The next dish was Tsai Nicoulai caviar. This American caviar is a far cry from its Caspian cousin, but it was still very good – creamy, silky, not very salty. It was served with green asparagus – an unusual yet winning combination.
Brassica “Crudo e Cotto” followed suit. This composition of tempura-fied vegetables and raw ones (including flowers) was good, although nothing too memorable. One challenge that three Michelin restaurants have during the colder months is that fresh vegetables aren’t as abundant, which narrows down the usable ingredients.
Next dish was the white asparagus, whose presentation was the highlight of the dish. First a glass pot of hot water was brought to the table, together with a plate with garnishes. Then the asparagus was quickly cooked in the water, and served into the plate with sauce and peas. Both presentation and flavor were great – white asparagus is definitely a winner this time of the year!
The asparagus was followed by freshly in-house baked bread, which was fresh, crunchy, and accompanied by some amazing butter.
Black cod came next ,and this was a great dish where the bitter flavors of the brussels sprouts were perfectly complemented by the the fish and the lardon.
Then, some pasta please! Here the garganelli come, with lobster, mushroom, and spring onion.

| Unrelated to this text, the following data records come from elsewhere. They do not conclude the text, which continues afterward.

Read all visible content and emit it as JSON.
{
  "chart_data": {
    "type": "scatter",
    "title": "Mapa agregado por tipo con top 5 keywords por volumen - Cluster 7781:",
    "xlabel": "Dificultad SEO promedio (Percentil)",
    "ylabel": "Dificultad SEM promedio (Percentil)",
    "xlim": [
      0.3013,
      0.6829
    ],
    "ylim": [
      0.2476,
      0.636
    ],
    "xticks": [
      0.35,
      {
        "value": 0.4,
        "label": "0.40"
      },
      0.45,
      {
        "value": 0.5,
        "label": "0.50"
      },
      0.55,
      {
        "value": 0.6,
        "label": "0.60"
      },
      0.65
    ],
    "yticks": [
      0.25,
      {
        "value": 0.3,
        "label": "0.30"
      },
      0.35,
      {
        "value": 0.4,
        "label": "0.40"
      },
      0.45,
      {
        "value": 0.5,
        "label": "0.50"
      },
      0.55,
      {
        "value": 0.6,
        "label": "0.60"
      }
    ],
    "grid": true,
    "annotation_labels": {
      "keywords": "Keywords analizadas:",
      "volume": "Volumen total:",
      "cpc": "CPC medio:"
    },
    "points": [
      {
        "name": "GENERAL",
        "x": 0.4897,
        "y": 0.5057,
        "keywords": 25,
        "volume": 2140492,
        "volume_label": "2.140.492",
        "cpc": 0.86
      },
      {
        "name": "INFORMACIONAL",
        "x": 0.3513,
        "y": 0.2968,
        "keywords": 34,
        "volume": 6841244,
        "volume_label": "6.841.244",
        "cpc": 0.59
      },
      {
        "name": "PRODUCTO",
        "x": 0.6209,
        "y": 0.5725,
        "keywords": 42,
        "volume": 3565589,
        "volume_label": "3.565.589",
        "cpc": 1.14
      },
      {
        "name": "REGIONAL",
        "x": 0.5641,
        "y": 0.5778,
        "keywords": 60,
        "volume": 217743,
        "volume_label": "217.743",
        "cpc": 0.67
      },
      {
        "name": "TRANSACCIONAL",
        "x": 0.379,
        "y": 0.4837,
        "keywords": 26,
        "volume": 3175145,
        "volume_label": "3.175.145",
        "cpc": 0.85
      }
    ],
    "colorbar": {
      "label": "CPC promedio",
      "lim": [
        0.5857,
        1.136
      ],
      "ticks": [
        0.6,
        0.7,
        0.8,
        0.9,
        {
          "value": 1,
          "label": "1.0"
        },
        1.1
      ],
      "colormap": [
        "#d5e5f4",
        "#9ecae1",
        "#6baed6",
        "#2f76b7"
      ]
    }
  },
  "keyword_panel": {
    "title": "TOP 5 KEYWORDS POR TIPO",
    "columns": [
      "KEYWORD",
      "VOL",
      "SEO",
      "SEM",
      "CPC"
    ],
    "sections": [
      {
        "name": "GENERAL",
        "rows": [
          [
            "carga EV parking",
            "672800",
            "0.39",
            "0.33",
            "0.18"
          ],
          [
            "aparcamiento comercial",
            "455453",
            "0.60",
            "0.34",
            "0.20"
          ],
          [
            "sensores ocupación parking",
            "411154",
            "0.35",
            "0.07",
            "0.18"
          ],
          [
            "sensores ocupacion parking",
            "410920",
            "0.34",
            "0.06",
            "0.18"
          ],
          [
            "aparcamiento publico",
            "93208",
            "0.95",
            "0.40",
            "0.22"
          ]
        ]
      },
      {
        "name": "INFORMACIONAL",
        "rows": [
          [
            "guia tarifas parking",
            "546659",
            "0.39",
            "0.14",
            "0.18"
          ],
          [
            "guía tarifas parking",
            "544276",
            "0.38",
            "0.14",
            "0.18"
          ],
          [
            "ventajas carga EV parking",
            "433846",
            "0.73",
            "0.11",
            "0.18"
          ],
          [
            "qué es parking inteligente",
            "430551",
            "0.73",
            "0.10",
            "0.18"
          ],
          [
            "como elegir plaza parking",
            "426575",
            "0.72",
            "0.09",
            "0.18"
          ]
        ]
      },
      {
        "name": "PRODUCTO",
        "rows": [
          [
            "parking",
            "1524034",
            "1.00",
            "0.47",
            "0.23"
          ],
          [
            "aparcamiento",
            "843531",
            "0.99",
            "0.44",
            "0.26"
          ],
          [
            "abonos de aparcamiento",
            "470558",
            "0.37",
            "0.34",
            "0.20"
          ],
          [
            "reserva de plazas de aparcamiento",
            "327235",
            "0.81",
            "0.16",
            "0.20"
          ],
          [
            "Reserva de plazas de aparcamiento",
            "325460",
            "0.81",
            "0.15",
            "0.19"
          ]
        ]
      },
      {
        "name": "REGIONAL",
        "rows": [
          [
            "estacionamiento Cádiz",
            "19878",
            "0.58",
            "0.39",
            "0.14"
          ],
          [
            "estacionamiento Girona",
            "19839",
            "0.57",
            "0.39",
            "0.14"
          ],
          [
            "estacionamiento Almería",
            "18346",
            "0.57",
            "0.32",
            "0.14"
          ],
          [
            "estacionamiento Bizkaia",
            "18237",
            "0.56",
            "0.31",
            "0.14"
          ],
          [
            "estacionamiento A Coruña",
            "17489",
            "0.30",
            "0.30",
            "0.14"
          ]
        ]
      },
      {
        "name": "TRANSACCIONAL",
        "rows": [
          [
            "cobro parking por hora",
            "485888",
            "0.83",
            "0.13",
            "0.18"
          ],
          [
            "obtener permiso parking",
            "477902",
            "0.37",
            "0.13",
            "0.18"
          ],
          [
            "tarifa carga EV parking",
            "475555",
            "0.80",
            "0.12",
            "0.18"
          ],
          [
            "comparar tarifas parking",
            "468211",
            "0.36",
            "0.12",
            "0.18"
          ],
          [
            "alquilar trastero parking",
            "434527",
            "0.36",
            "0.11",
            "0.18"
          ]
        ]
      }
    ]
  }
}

The pasta was phenomenal – Quince’s chef is renowned for his fresh pasta and the dish did not disappoint.
A beautiful mushroom “en coute” with bet sauce followed – here’s when I ordered a glass of the excellent Barbera d’Albna Bartolo Mascarello 2015 in anticipation of the lamb dish.
The lamb was definitely good. Milk fed, fatty – just as I like it – although I have to admit Thuy did noit particularly liked this dish.
Saying that we were stuffed at this point is an understatement.
However, we did not stop.
At this point, we were offered cheese. From a beautiful cart. I can’t remember exactly what we ordered, but I can remember that Thuy was so stuffed I ended up eating most of her cheese as well. The selection was well curated and comprehensive.
Then the first dessert arrived, the kiwi with coconut, vanilla, and olio nuovo. This was a refreshing start to our sweet journey.
The main dessert was strawberry with fromage blanc, meringue, and pain d’epices. It was once again refreshing and delightful.
As this wasn’t enough, mignardises were brought from the most excellent display. Everything we tried was delightful, and I capped it off with a good espresso to (try) to kickstart my digestion.
After paying the bill (which hit the $1,000 mark) we talked a little longer before getting to the door, where the hostess handed us two cups of incredible hot chocolate to keep us warm during the journey home.
We thoroughly enjoyed our dinner at Quince. Chef Michael Tusk delivered a great meal which, coupled with attentive and personalized service, truly made our night special.
While we long to try either Eleven Madison Park or French Laundry next, we are sure that Quince will take its place among those rare, unforgettable experiences that made life truly worth living.